Ama insanlığın kirlilerini ortaya dökmeyi normalleştirmesinin sebeplerini kavramak için belki daha da geriye gitmek gerekiyordu. Yoksa “sakınca”nın temelinde Hiroşima’ya atılan atom bombası görüntülerinin sayısız tekrarından doğan hissizleşme mi vardı? Hep tartışılan ve en acı görüntülere layık görülen Pulitzer Fotoğrafçılık Ödülü’nün şaheserlerini hangi yıkımlı başlangıca kodlamalıydık?

Şüphesiz bu görüntüleme/görüntülenme/izleme/izlenme bağımlılığının bir kökeni var. Geçmişimizdeki kıymıklarla genlerimize yerleşmiş ve izlenebilire dair değer yargılarını tümden değiştirmiş bir köken bu.

Sinema tarihinde, ilk film gösterimlerinden biri denizdeki dalgalardı.  Coşkulu dalga görüntülerinin yansıdığı devasa perdeyle ilk kez karşılaşan insanların çoğu çığlıklar atarak salonu terk etti. Çünkü dalgaları gerçek sanmışlar, suların onları yutacağından korkmuşlardı. İşin öyle olmadığı anlaşıldığında alışmaya alışmanın ilk aşaması da geçilmiş oldu. Perdedeki her şey gerçek değildi. Kimi eğlencelik, kimi aslını hikâye eden suret, kimi canlı ve naklen, kimi de sadece bir kandırmacaydı. Bir yerde çizgiler birbirine girdi. Öyle ki kurguya hüngür hüngür ağlarken gerçek acılar umursanmıyordu. İşkence görüntülerine oh olsun diyenlerin yüreğini yalan kurgularla harmanlanmış acındırmalar dağlıyordu.
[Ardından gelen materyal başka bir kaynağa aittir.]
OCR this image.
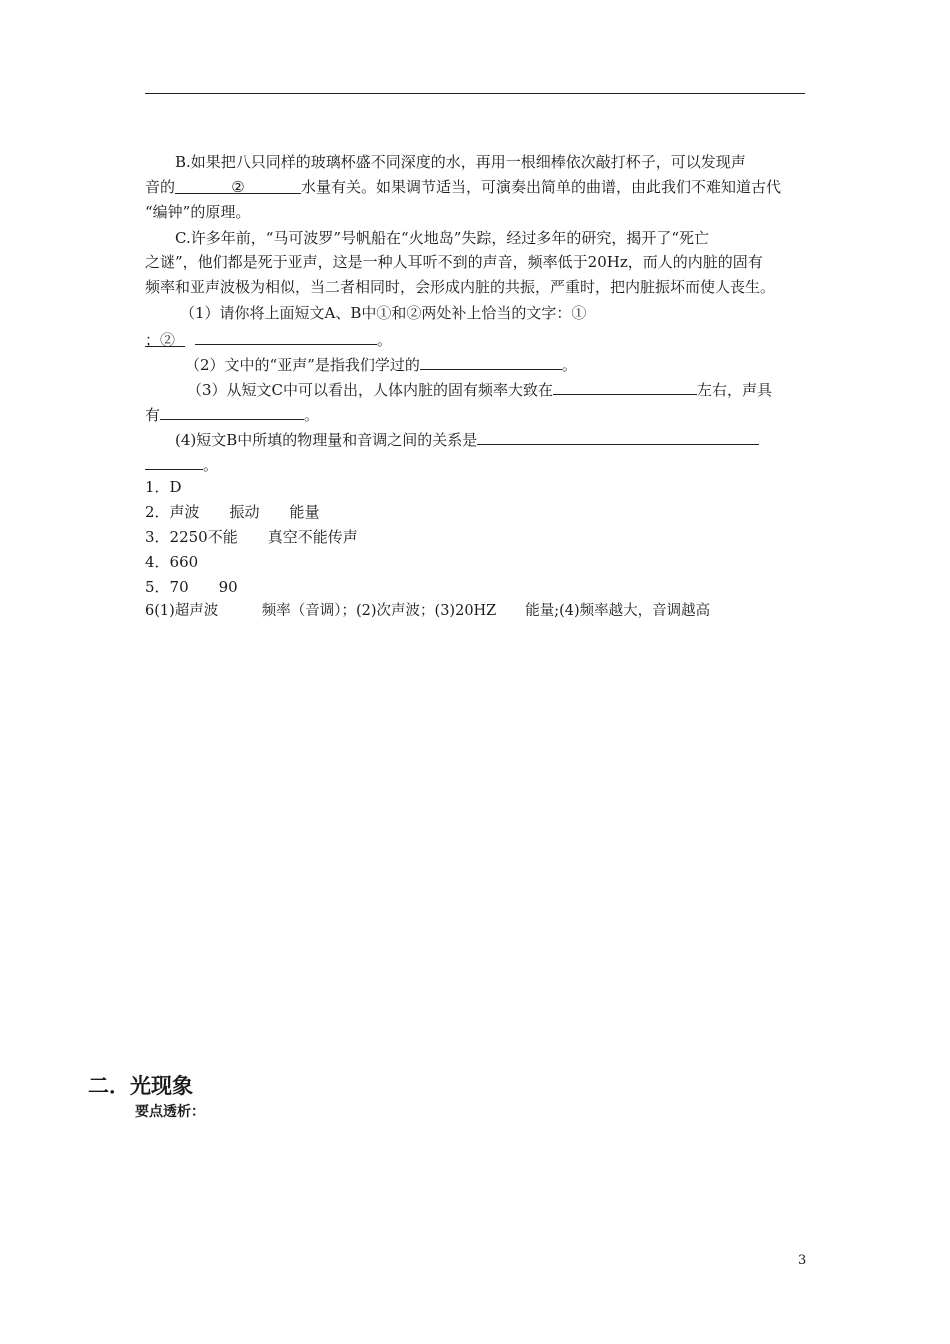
B.如果把八只同样的玻璃杯盛不同深度的水，再用一根细棒依次敲打杯子，可以发现声
音的	②	水量有关。如果调节适当，可演奏出简单的曲谱，由此我们不难知道古代
“编钟”的原理。
C.许多年前，“马可波罗”号帆船在“火地岛”失踪，经过多年的研究，揭开了“死亡
之谜”，他们都是死于亚声，这是一种人耳听不到的声音，频率低于20Hz，而人的内脏的固有
频率和亚声波极为相似，当二者相同时，会形成内脏的共振，严重时，把内脏振坏而使人丧生。
（1）请你将上面短文A、B中①和②两处补上恰当的文字：①
；②	。
（2）文中的“亚声”是指我们学过的	。
（3）从短文C中可以看出，人体内脏的固有频率大致在	左右，声具
有	。
(4)短文B中所填的物理量和音调之间的关系是
。
1．D
2．声波　　振动　　能量
3．2250不能　　真空不能传声
4．660
5．70　　90
6(1)超声波　　　频率（音调）；(2)次声波；(3)20HZ　　能量;(4)频率越大，音调越高
二．光现象
要点透析：
3
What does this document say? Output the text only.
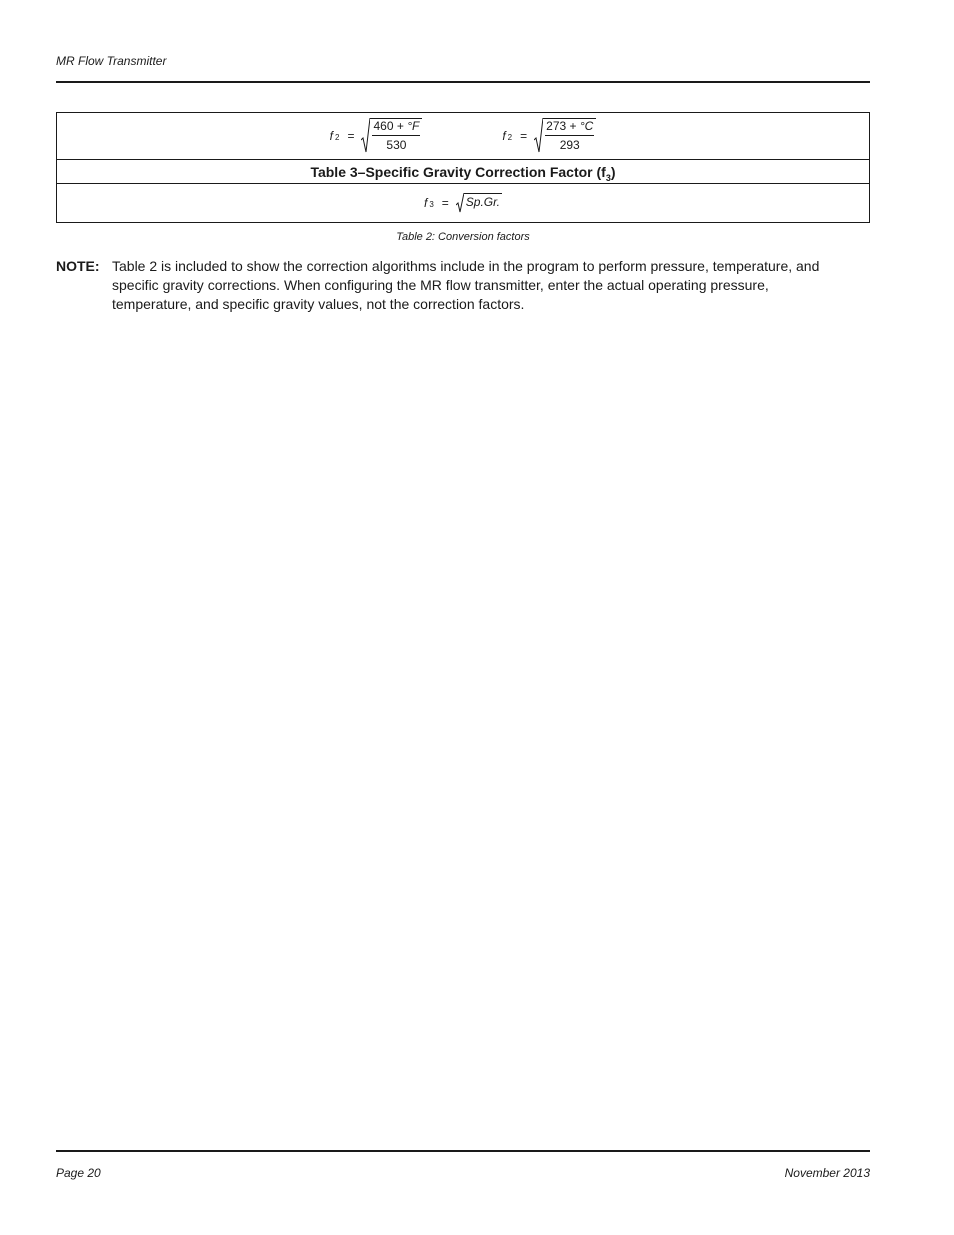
MR Flow Transmitter
f $2 = \frac{460 + ^\circ F}{530}$	f $2 = \frac{273 + ^\circ C}{293}$

Table 3–Specific Gravity Correction Factor $(f_3)$

f 3 = Sp.Gr.
Table 2: Conversion factors
NOTE: Table 2 is included to show the correction algorithms include in the program to perform pressure, temperature, and specific gravity corrections. When configuring the MR flow transmitter, enter the actual operating pressure, temperature, and specific gravity values, not the correction factors.
Page 20	November 2013
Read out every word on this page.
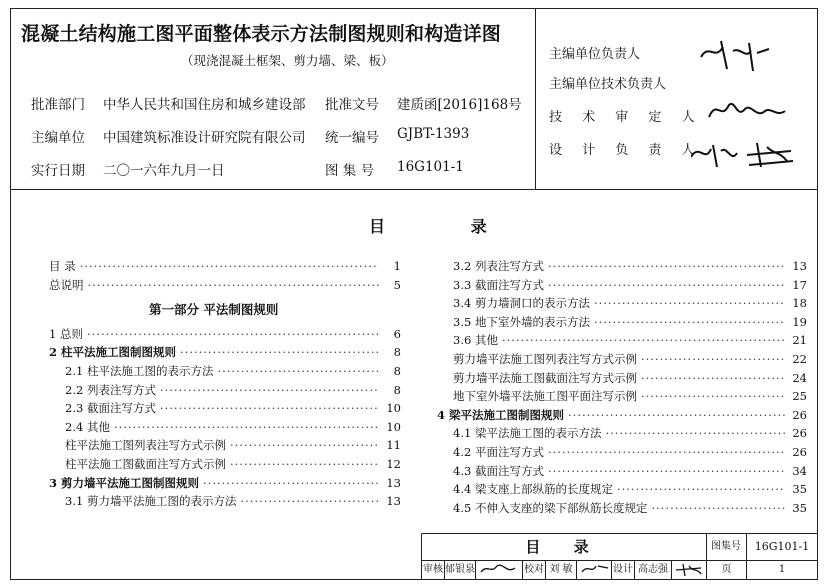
混凝土结构施工图平面整体表示方法制图规则和构造详图
（现浇混凝土框架、剪力墙、梁、板）
批准部门 中华人民共和国住房和城乡建设部 批准文号 建质函[2016]168号
主编单位 中国建筑标准设计研究院有限公司 统一编号 GJBT-1393
实行日期 二〇一六年九月一日	图 集 号 16G101-1
主编单位负责人
主编单位技术负责人
技 术 审 定 人
设 计 负 责 人
目 录
目 录 ·····	1
总说明 ·····	5
第一部分 平法制图规则
1 总则 ·····	6
2 柱平法施工图制图规则 ·····	8
2.1 柱平法施工图的表示方法 ·····	8
2.2 列表注写方式 ·····	8
2.3 截面注写方式 ·····	10
2.4 其他 ·····	10
柱平法施工图列表注写方式示例 ·····	11
柱平法施工图截面注写方式示例 ·····	12
3 剪力墙平法施工图制图规则 ·····	13
3.1 剪力墙平法施工图的表示方法 ·····	13
3.2 列表注写方式 ·····	13
3.3 截面注写方式 ·····	17
3.4 剪力墙洞口的表示方法 ·····	18
3.5 地下室外墙的表示方法 ·····	19
3.6 其他 ·····	21
剪力墙平法施工图列表注写方式示例 ·····	22
剪力墙平法施工图截面注写方式示例 ·····	24
地下室外墙平法施工图平面注写示例 ·····	25
4 梁平法施工图制图规则 ·····	26
4.1 梁平法施工图的表示方法 ·····	26
4.2 平面注写方式 ·····	26
4.3 截面注写方式 ·····	34
4.4 梁支座上部纵筋的长度规定 ·····	35
4.5 不伸入支座的梁下部纵筋长度规定 ·····	35
目 录	图集号	16G101-1
审核 郁银泉	校对 刘 敏	设计 高志强	页	1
Evet, gerçek ve kurgunun hangisi olduğu hâlâ birçoğumuz için şüpheli; ama şüphesiz bir yerde kayış koptu.

Kayış koptuğundan beri aynadaki gerçekliğimizle aramıza mesafe girdi. Sayısız filtre desteğiyle çekilen fotoğraflarımızı biçimden biçime sokan uygulamaların ardından asıl gerçekliğimize kavuşmuş hissediyorduk. Fotoğrafta aynadaki aksimizden daha doğaldık sanki. Gerçek değerimiz değersizleşmişti.

Belki de herkesin birbirine benzediği Rönesans tablolarının suçuydu bu. Rönesans Avrupa Orta Çağ’ını kapatabilmişti ama âlem-i devranın dönüp dolaşıp yüceltmesine bakılırsa yanılgılar çağını başlatmıştı. Luther inciliyle asliyetinden bir fersah daha uzaklaşmanın, Yaradan’ın ve dolayısıyla yaradılışı reddetmenin başlattığı bir yanılgı mıydı bu? Aynı kodların giydirildiği aynı suretlerden farklı portreler üretmek bugünün fason paylaşımlarını, modayla aynılaşmayı mı anlatıyordu?

Hayır, ondan da önce olmalıydı? Belki de bütün suçların babası Kabil’e gitmeliydik. Ya da daha da önce gerçekleşen ilk günaha; cennetten kovulmaya…

Hissizleşip insafsızlaşmanın, değerleri değersizleştirmenin, gerçekle yalanı karıştırmanın, kendine benzemeyen görüntülerle anılma arzusunun, alışmaya alışmanın son merhalesinde, kayışın kaçıncı kopuşuydu o zaman?